I'm not going to sugar coat it. 2021 was a hard year. For me personally, but also I think for the world generally. Pandemic and new variants, political drama, natural disasters, travel restrictions, supply chain issues, racial tensions, employee shortages. Turning on the news can be very anxiety producing with so much anger and angst there. But my heart is determined to see the light beyond the gloom and doom. To reflect on the blessings that every painful experience gave me, and they are many.


Looking back will I choose to think of this as the year I got divorced? Or the year I reconnected with myself?
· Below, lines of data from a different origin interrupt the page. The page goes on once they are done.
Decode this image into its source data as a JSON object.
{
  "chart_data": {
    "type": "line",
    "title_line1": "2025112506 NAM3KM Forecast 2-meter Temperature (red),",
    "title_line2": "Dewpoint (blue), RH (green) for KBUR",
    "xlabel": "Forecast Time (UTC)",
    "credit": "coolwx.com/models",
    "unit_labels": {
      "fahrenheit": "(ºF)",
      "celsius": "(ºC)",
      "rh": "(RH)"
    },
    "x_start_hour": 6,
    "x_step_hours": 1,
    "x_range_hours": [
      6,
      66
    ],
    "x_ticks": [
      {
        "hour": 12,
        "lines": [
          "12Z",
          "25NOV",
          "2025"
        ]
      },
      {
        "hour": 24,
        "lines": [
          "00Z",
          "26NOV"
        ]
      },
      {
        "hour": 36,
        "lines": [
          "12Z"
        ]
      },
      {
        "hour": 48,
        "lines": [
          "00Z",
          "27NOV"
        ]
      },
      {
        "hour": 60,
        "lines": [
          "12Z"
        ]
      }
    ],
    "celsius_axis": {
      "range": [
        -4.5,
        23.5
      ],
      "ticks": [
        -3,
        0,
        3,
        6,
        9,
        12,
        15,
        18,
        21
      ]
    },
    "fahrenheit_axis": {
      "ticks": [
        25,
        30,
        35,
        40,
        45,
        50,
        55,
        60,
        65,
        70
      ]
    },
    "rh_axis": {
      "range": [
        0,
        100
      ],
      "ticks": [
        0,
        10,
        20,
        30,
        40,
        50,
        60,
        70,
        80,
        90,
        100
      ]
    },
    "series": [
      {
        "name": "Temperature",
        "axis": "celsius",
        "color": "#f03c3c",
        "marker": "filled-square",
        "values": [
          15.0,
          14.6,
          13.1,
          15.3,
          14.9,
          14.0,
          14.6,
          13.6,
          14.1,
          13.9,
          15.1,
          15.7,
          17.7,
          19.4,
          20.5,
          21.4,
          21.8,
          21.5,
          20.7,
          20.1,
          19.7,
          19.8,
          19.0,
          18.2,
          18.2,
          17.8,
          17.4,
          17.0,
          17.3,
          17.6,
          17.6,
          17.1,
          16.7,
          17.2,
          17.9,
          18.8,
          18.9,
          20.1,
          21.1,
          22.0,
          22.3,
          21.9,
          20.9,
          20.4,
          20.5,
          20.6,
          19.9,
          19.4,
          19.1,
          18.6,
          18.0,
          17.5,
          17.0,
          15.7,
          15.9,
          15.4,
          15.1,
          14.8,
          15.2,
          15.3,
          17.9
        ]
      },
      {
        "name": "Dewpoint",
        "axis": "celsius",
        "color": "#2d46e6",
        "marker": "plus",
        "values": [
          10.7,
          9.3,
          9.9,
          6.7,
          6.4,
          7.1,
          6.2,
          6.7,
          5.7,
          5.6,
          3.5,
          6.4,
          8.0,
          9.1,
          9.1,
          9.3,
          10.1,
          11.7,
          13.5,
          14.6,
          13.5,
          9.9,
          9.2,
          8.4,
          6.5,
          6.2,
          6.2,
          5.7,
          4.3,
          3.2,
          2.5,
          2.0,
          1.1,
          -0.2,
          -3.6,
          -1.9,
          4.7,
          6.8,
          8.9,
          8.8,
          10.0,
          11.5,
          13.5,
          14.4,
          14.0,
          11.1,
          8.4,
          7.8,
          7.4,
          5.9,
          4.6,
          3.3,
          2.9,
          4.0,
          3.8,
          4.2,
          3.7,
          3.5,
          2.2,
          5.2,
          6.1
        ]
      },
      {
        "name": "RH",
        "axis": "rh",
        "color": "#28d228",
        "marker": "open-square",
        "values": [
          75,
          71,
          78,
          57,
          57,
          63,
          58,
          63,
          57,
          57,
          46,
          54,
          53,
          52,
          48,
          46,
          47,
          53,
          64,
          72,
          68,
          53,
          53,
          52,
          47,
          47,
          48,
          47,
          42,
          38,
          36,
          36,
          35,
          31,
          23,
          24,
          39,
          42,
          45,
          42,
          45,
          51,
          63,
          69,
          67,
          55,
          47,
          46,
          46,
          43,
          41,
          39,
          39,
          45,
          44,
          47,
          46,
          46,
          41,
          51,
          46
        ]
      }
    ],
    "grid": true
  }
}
Many lonely nights became nights of powerful introspection. Quiet moments giving more attention than I had in years to spiritual things, and figuring out what I thought and felt about life on my own. I started to deliberately nurture and care for my body and soul in ways I had been sorely neglecting. 35 pounds lighter, I finally walked into a dance studio and found a youthfulness and vitality I had almost forgotten. Tears turned into laughter. Salsa anyone?


Will I choose to focus on the massive financial losses I faced in 2021? Or the rebuilding that brought me strength I never knew I had? Sometimes it is only in the wreckage of a former life that we find the freedom to begin again in new ways. The process of putting the money ducks back into a row was difficult, but ultimately restored a confidence in my own ability to keep going and care for my family. We moved past survival into thriving, and now I am running a business I might never have even thought of doing before. Life is a long and winding road that often leads to unexpected places that turn out to be beautiful. Here's to the journey.


Covid. I had it, my kids had it, and we lost a beloved family member to this horrible disease. I cannot directly turn Covid into any positive spin. I despise Covid. However, it also led me back to working from home, brought my family closer and caused us, and the world at large, to hearken back to what truly matters most. To value life itself more fully and treasure the relationships and blessings we have. Will I choose to remember 2021 as a year of pandemic? Or a year that taught me more about love and brought me back to my knees to talk to God? Or maybe all of the above, and that is ok.


The message I am offering is this...


Everyone has highs and lows. Good times and bad times. Joys and sorrows. Literally everybody. No exceptions. The importance lies not so much in what experiences you have, but what you do with them. Where your focus goes, and how you choose to respond. Every single day each of us makes these choices, and the wisdom behind those decisions determines the attitude that we carry forward with us. And the spirit we bring to our interactions with others.


It is possible to choose joy even in a very hard year. 2021 was a remarkable time of recalibration, gaining strength and learning to believe in myself again. These are the gifts I get to take with me into the coming year, that would not have been received without each and every struggle. Thank you 2021. And to 2022...bring it on! I am ready for you.